West Point has held multiple stand down days over the last year and a half in order to address the issues of sexual assault and harassment. While two days of running may not cause a massive change, Lawson said the value of the challenge was to create a conversation around the issue and change people’s mindsets.
“There have been times when I’ve had to stop running and just walk it out and understanding that my pain in that moment is incomparable to what the people we’re running this for have faced, it’s really given me a good perspective,” Lawson said.
Kane said she found that mindset around mile 30. It was 4 a.m. on the second day and she had been asked to record a video on why she was running. She said she spent the first half of the run trying to figure out what to say and as she ran lap after lap around the track by her house the reason she was out there became clear.
“Just because we are running, it’s not doing anything directly to help sexual assault and sexual harassment and it’s still going on of course,” Kane said. “But if we can show the survivors that we love them enough to show them support, then I would run another 48 miles just to show somebody that we cared for them and that we love them that much.”
Phillips hit her wall at mile 36. She had been running an 8:30 mile pace for each set up until that point and then her time cratered to 10 minutes a mile. To break through, she focused on the cause and refused to walk because her pain was only momentary, she said, while survivors of assaults must carry the scars and pain with them. Her next run was her fastest of the entire challenge.

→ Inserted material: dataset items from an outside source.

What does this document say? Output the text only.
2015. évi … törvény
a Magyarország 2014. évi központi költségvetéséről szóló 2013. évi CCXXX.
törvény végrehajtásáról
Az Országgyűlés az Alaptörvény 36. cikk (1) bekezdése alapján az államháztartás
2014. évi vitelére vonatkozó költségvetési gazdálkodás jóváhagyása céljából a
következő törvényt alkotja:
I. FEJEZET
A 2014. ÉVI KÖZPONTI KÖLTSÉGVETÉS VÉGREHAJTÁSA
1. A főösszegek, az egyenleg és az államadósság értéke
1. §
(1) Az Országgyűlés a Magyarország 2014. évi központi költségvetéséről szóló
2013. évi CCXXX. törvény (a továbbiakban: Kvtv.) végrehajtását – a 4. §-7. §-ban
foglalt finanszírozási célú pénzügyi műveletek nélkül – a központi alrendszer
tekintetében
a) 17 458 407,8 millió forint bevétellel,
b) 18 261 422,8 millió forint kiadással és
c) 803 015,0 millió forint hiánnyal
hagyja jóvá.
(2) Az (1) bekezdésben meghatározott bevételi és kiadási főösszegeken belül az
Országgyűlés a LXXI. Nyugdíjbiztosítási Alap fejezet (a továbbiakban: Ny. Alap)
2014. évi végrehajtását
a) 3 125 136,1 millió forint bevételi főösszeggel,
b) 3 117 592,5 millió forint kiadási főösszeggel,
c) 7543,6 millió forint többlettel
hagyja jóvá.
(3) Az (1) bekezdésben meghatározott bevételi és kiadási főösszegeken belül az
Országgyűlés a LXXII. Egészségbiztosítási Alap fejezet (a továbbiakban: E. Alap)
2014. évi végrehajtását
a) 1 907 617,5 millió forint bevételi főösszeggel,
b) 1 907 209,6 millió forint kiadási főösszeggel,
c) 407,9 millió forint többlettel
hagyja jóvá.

Lawson’s came at a similar time when a shooting pain in his foot forced him to walk instead of run. Instead of letting the pain stop him, he used the time to reflect on the cause and why 50 of his peers throughout the country were traversing through mile after mile.
Looking back at the challenge, the participants called it “brutal,” “terrible” and “painful” but despite the sleeplessness and sore bodies they also said it was “incredible” to see it spread from a crazy idea between a few friends to becoming a mini movement within the corps and the Long Gray Line.